For underwriting leaders navigating this transition, the priority is clear: invest in analytics capabilities, frame technology as an amplifier of judgment, build feedback loops between underwriters and models, and pursue the emerging opportunities in intangible risk that clients increasingly need covered.
For deeper insights into how leading insurers are balancing AI with underwriting expertise, watch the full conversation with Andrew McMellin on The Underwriting Intelligence Podcast.
Explore how hyperexponential helps underwriting leaders combine data-driven pricing and portfolio analytics with expert judgment to navigate the AI-augmented future of specialty insurance.
Frequently asked questions
Will AI replace insurance underwriters?
No. In specialty and commercial insurance markets, data scarcity is structural, making human judgment indispensable for evaluating complex, heterogeneous risks. AI works best as an augmentation tool, supplying underwriters with data and analysis while they retain the final decision.
How is AI currently used in insurance underwriting?

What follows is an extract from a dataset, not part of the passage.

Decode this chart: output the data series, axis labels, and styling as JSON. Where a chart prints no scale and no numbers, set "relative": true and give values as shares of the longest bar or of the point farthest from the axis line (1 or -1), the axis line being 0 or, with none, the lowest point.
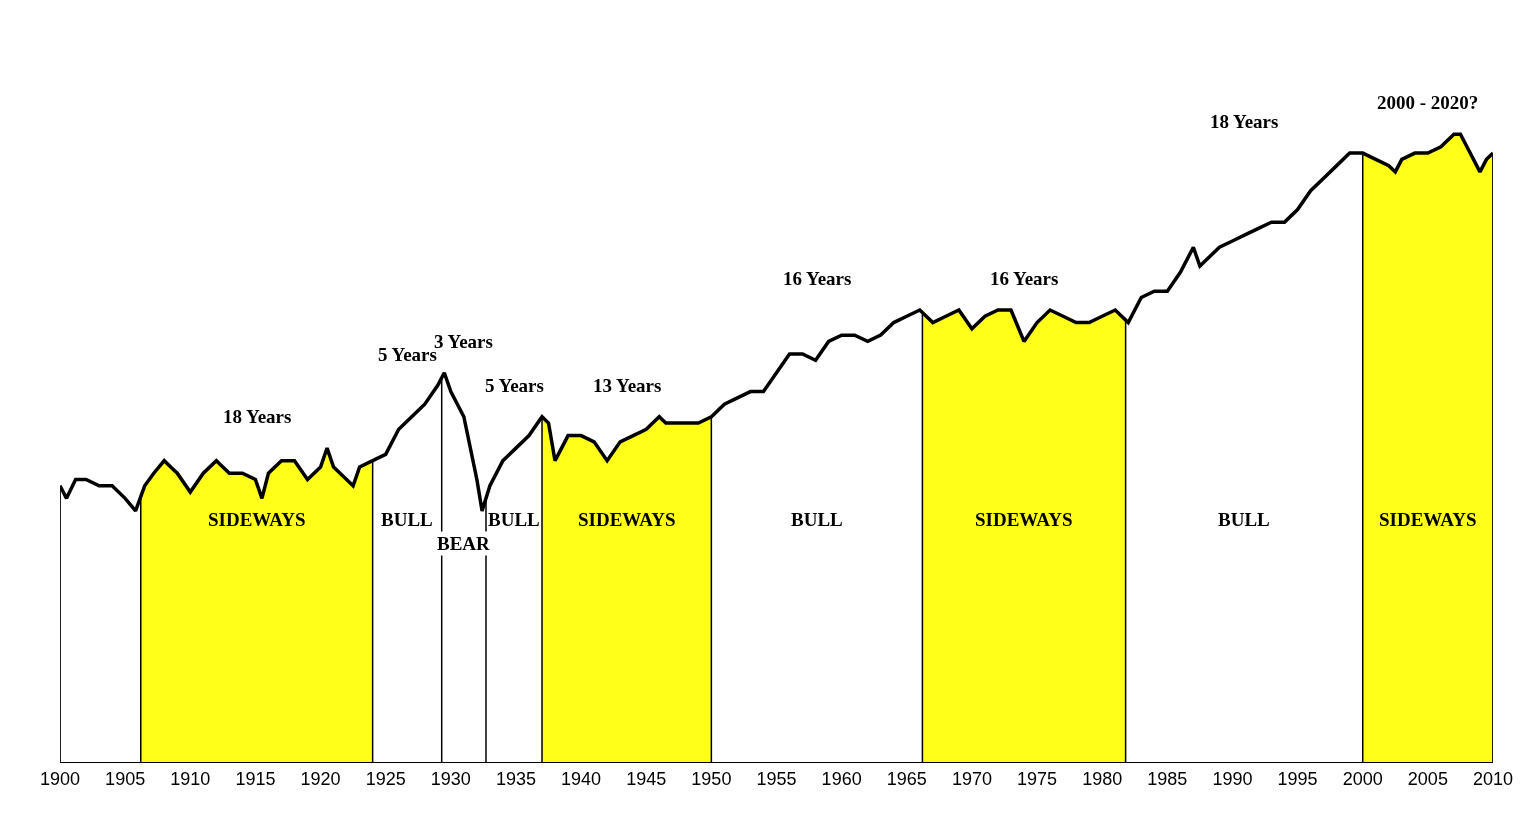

Insurers like Markel are deploying AI for data extraction and processing, document analysis using tools like Harvey AI, proactive market development through programs like Markel Prime, and enterprise-wide productivity via Microsoft 365 Copilot. In each case, AI supports underwriter decision-making rather than replacing it.
What is portfolio underwriting?
Portfolio underwriting shifts focus from individual risk assessment to evaluating how each risk contributes to the broader portfolio's performance. It demands understanding how line sizes, business mix, and commercial relationships interact to drive volatility and profitability at the portfolio level, enabling underwriters to make individual decisions with the whole book in mind.
What is the intangible risk gap in insurance?
The intangible risk gap refers to the growing mismatch between clients' evolving risk profiles and the coverage available in the market. As businesses increasingly depend on intangible assets, insurers must develop new products to address these exposures, much as the market developed cyber insurance over the past two decades. The subscription market structure, particularly at Lloyd's, is well positioned to tackle this frontier.